Materials – Our goal is to stay at the cutting edge of the highest performing and safest materials and textile technologies available.  We are currently focusing on 100% recycled materials and natural technologies such as recycled polyester, recycled cotton, Cocona (from coconut shells), and Chitosan (from crab shells).  However, we know there will be advancements and we will continue to evolve our fabric and material composition with new developments in the sustainable textile industry.  Additionally, we will look to drive innovation by researching and developing new, high performing people- and planet-safe materials.

Manufacturing – Atayne is dedicated to a localized production model, that is, making our products as close as possible to where we sell them.  This is done to minimize the emissions from our supply chain and to support local jobs.  Our current production partners are located in:

  • Tennessee and North Carolina for fabric development
  • Utah and Ontario, Canada for cut & sew (Currently talking to additional facilities in Allentown, PA and Fall River, MA)
  • New Hampshire for product embellishment, warehousing, and order fulfillment

Additionally, we are striving to create a paradigm shift for the industry in the manufacture of our products.  We are developing an innovative just-in-time manufacturing process.  By delaying the manufacture of goods until they are actually purchased, the process not only promises to be more environmentally sustainable but also more economically sustainable than current methods.

Minimalist Design – We design our products to have a lower impact on the environment beyond our materials selection.  An example of this design technique is the loop that we incorporated into our Grind T.  The loop serves to encourage hang drying to help minimize the amount of energy used in consumer care.  Additionally, we are currently working on a new short design enabling multi-activity use.  The short would allow users to do more with less, ultimately leading to a less resource-intensive product.

Messaging – All of our products come with point of view graphics on them.
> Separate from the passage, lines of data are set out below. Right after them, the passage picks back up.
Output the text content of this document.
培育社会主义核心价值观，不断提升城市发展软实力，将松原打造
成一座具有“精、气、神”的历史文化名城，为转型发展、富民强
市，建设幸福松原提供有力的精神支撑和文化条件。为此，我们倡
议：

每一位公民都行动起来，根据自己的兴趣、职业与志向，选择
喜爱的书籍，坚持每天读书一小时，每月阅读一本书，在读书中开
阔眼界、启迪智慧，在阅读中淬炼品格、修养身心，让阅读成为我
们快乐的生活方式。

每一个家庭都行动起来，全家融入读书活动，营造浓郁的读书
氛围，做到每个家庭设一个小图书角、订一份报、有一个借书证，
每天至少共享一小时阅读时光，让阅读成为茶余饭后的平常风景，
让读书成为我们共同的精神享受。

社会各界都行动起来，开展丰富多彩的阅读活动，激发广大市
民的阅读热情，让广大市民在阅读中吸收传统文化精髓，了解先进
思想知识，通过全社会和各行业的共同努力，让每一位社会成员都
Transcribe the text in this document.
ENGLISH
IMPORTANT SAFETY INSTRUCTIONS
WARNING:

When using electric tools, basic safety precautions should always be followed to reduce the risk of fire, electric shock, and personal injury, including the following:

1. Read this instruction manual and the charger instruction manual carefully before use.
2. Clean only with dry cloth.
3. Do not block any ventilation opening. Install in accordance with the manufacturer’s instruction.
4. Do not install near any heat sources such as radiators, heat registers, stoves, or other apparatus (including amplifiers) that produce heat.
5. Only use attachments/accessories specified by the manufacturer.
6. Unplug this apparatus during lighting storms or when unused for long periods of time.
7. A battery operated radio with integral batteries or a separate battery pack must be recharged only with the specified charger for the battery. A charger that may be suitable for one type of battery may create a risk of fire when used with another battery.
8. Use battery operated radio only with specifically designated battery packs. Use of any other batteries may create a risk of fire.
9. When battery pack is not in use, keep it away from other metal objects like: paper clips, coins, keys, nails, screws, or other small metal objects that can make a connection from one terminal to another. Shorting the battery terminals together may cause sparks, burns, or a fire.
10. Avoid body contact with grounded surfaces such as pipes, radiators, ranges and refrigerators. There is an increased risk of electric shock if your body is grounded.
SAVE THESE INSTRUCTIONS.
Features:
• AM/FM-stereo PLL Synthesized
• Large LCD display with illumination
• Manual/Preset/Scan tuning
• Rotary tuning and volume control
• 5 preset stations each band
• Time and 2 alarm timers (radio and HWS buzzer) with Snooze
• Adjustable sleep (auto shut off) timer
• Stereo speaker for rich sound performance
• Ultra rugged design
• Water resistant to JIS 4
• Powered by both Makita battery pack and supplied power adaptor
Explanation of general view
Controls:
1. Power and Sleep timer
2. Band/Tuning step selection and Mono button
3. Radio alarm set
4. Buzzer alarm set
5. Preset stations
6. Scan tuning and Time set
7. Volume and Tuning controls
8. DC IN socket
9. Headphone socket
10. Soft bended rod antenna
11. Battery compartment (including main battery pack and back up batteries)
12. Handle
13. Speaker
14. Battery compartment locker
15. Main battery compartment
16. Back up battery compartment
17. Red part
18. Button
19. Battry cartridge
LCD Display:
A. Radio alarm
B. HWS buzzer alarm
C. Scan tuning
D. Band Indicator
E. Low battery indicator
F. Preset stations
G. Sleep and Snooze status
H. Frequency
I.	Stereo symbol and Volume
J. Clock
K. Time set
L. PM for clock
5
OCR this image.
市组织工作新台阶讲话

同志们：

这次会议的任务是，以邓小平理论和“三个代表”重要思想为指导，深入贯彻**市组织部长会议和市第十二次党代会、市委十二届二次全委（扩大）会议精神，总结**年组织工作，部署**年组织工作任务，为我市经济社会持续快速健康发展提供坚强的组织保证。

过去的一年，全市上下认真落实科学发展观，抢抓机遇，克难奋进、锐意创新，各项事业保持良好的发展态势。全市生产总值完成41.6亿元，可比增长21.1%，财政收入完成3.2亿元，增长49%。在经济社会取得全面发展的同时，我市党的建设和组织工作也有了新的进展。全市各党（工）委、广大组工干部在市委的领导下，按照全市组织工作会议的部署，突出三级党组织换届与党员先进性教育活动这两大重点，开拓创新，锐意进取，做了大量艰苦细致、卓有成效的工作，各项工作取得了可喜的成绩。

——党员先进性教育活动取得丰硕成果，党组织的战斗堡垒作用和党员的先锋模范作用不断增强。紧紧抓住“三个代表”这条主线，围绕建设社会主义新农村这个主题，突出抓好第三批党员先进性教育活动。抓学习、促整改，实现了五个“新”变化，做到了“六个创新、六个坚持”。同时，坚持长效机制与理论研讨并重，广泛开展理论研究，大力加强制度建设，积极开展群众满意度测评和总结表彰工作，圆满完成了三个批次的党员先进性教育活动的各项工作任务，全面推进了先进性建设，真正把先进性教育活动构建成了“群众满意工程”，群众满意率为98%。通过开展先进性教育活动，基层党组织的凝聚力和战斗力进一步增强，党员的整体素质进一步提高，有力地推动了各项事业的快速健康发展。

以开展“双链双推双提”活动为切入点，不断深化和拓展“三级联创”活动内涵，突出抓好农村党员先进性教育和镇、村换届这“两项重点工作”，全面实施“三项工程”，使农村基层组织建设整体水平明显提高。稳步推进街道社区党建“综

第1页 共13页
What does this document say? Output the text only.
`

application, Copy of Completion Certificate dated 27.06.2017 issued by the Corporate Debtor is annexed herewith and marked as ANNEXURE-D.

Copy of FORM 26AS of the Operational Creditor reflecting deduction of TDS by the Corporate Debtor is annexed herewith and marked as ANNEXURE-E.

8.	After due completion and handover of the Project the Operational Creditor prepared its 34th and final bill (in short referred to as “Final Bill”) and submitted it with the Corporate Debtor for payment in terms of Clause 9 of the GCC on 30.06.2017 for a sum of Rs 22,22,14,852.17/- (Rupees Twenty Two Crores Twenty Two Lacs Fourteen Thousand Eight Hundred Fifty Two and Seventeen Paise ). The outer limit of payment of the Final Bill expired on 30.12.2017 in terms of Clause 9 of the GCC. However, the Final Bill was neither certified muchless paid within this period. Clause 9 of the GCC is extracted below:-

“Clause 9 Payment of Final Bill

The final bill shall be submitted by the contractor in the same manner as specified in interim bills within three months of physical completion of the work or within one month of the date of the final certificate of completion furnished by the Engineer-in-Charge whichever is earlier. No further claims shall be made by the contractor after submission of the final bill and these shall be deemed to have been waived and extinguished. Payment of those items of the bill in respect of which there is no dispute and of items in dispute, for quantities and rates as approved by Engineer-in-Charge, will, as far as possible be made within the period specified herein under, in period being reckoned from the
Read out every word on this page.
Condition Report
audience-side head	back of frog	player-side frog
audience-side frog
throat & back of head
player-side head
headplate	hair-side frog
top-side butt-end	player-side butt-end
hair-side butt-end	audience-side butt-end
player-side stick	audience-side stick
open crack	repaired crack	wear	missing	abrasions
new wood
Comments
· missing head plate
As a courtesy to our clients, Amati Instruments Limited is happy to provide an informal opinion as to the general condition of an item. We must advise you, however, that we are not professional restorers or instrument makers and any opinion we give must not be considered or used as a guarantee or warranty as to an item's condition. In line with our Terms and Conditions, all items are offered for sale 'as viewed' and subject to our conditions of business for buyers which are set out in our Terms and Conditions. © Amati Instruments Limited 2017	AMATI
This allows our customer athletes to promote their values and not just another corporate logo of a billion-dollar brand.  The idea is to create mobile billboards for important environmental and social messages. Our newest line includes 16 different men’s and women’s eco-graphics for running, cycling, hiking, climbing, paddling, yoga, and triathlon.

I also know these 4Ms are not the destination.  Sustainability is a continuous journey and next year we may have 2 more Ms and a couple Xs, Ys, and Zs.  If you have something to add, I would love to hear your thoughts.